3. What are your top priorities at Barr for the next six months?

My long-term goal is to ensure that our program teams have the right tools and systems to evaluate progress and impact. In the short term, I’m focused on our current practices to understand what’s working and where there are opportunities for improvement. I’m diving in right away with our teams on their ongoing evaluation projects. Over the next few months, I’d like to get more concrete with the specific evaluation practices and tools we’d like to adopt. We will soon have the opportunity to learn from our Grantee Perception Report, and that feedback will shape what we decide to prioritize. Ultimately, I want everyone to feel that the time they spend on learning and measuring outcomes is time well-spent.

4. What attracted you to the Barr Foundation?

Barr’s goals and culture were very much aligned with the sort of philanthropy that I find most inspiring. I love working with people who have a positive vision of the future and are passionate about changing people’s lives for the better, with values of humility and respect. Up until now, my career has been focused entirely on education and educational evaluation—including when I was at the Gates Foundation. So, I was also really attracted to the opportunity to expand my focus into arts and climate—two other issues I care deeply about.

5. Barr has been deliberate in phrasing “learning” before “evaluation.” Why emphasize “learning” first?

If we evaluate and don’t do anything with the results we find, then it’s pointless. Evaluation is a systematic way of understanding the worth of what we’re doing and understanding the “why” if change occurs, or doesn’t occur. Learning is about behavior change, including the behavior of funders and grantees. If we don’t design evaluation to be useful in catalyzing change, then it’s a waste of effort and resources. If evaluation can prompt positive change and increase our impact, we’ve reached a greater purpose.

Evaluation is a systematic way of understanding the worth of what we’re doing and to understand the 'why' if change occurs.

6. In your work, where have you seen learning and evaluation be most beneficial?

Learning and evaluation are most helpful when the questions are clear, and everyone understands what the purpose of the evaluation is, and what we’ll do with the answers.
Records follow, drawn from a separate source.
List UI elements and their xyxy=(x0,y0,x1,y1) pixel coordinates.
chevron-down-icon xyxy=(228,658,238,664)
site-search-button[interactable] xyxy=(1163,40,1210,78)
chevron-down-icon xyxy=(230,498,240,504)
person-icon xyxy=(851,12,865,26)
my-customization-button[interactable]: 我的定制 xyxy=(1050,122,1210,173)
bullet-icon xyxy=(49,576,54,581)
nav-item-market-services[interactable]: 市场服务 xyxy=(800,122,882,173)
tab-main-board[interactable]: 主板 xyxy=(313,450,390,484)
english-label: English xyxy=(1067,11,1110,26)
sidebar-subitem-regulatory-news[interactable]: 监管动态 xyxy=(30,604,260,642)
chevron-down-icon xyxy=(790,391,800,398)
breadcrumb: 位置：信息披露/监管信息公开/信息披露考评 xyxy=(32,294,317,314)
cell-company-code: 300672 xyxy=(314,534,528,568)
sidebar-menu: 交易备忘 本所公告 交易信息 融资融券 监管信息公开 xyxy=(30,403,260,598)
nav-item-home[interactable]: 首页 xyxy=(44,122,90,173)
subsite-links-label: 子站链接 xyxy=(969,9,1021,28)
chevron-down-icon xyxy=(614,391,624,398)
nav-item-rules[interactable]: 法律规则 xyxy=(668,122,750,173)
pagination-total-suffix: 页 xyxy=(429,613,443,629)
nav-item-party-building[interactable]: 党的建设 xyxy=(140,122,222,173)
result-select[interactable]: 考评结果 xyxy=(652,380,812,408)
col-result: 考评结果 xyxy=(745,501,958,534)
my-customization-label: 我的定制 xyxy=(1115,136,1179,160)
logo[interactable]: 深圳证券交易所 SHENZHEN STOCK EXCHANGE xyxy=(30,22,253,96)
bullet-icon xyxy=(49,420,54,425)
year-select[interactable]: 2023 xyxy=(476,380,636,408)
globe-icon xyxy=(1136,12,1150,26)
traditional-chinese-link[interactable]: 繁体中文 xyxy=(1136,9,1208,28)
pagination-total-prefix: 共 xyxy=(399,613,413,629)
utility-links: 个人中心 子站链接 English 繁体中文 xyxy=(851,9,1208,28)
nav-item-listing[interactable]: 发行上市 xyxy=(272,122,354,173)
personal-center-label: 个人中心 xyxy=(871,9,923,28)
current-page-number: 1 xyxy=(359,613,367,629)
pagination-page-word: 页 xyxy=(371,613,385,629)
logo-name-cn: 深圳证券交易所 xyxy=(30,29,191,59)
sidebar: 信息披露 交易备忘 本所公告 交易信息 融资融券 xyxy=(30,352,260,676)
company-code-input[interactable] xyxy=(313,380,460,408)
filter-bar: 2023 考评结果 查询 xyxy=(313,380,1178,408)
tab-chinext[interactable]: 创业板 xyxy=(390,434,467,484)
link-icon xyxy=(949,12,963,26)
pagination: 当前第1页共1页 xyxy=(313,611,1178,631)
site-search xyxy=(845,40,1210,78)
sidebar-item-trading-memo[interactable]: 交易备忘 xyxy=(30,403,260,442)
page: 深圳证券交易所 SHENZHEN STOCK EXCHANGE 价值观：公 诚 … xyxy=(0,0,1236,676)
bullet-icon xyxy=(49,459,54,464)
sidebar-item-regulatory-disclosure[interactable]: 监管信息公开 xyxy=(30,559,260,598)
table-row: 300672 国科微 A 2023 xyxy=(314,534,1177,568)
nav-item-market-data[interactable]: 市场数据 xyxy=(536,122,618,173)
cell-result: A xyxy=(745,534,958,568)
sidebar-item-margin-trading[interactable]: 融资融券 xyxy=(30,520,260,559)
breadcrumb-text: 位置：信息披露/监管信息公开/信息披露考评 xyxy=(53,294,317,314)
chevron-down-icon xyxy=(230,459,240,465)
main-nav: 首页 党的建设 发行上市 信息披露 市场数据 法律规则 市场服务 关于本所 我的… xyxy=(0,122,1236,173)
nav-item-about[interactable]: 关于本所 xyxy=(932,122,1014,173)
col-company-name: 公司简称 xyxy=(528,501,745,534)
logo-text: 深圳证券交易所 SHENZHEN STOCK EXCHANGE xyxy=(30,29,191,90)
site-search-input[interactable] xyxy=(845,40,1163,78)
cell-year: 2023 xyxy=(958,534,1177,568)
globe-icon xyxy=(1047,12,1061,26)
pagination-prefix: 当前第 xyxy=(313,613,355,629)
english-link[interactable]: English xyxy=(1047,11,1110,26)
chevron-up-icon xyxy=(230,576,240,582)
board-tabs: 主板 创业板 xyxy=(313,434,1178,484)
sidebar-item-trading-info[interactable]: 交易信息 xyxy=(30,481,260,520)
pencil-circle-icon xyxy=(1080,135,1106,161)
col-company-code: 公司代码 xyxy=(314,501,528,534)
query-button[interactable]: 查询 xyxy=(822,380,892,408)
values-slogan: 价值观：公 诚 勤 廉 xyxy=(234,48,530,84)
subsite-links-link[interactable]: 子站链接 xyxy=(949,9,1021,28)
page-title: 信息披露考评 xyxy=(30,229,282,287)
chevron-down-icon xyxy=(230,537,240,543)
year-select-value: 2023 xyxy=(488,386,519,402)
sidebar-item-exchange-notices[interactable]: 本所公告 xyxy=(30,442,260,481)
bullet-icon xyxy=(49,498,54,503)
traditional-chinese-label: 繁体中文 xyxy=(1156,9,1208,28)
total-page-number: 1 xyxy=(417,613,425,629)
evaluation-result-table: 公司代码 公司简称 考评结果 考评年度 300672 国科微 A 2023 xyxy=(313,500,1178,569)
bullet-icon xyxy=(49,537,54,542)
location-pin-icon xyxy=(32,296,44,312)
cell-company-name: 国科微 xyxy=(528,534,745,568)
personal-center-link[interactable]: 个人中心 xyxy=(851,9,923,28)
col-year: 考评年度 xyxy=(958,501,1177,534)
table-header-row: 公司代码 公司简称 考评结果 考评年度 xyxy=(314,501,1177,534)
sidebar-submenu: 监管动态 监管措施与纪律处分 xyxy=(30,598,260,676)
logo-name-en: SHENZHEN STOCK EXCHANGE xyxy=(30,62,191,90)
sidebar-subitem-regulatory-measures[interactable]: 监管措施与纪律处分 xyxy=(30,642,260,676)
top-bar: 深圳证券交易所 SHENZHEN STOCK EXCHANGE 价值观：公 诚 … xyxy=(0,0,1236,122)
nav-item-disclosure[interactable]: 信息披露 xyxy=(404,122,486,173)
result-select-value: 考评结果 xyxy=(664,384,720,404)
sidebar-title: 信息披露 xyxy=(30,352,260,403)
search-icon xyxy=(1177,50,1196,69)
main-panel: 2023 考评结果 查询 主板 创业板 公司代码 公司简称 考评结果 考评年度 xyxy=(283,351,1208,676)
Learning and evaluation should be tools for ensuring that all our good intentions, resources, and planning are focused towards achieving positive impact.

7. Are there times when learning and evaluation can be unhelpful?

When evaluation depends too much on quantitative measures and outcomes, it can actually inhibit real learning. It can put pressure on grantees to focus only on what’s working, to cherry-pick data that makes them look successful out of fear of talking about failure, and to focus too much on what was achieved. It’s crucial to focus on why programs succeeded or didn’t, and how they could be improved. If evaluation is overly focused on results, then it becomes too associated with judgment instead of learning.

Learning and evaluation are most helpful when the questions are clear, and everyone understands what we’ll do with the answers.

8. You lived in Boston before, but have been away for 18 years. What have you noticed?

When I last lived here, the Big Dig was in full swing, so it’s amazing to see the positive changes, particularly in the North End. I used to live in Roxbury, and the development has been dramatic – I hardly recognize my former neighborhood. I love the diversity of the city, and that it continues to evolve with new waves of immigrants. Although some neighborhoods have changed, the multicultural character of the city and its deep sense of history are still its defining characteristics.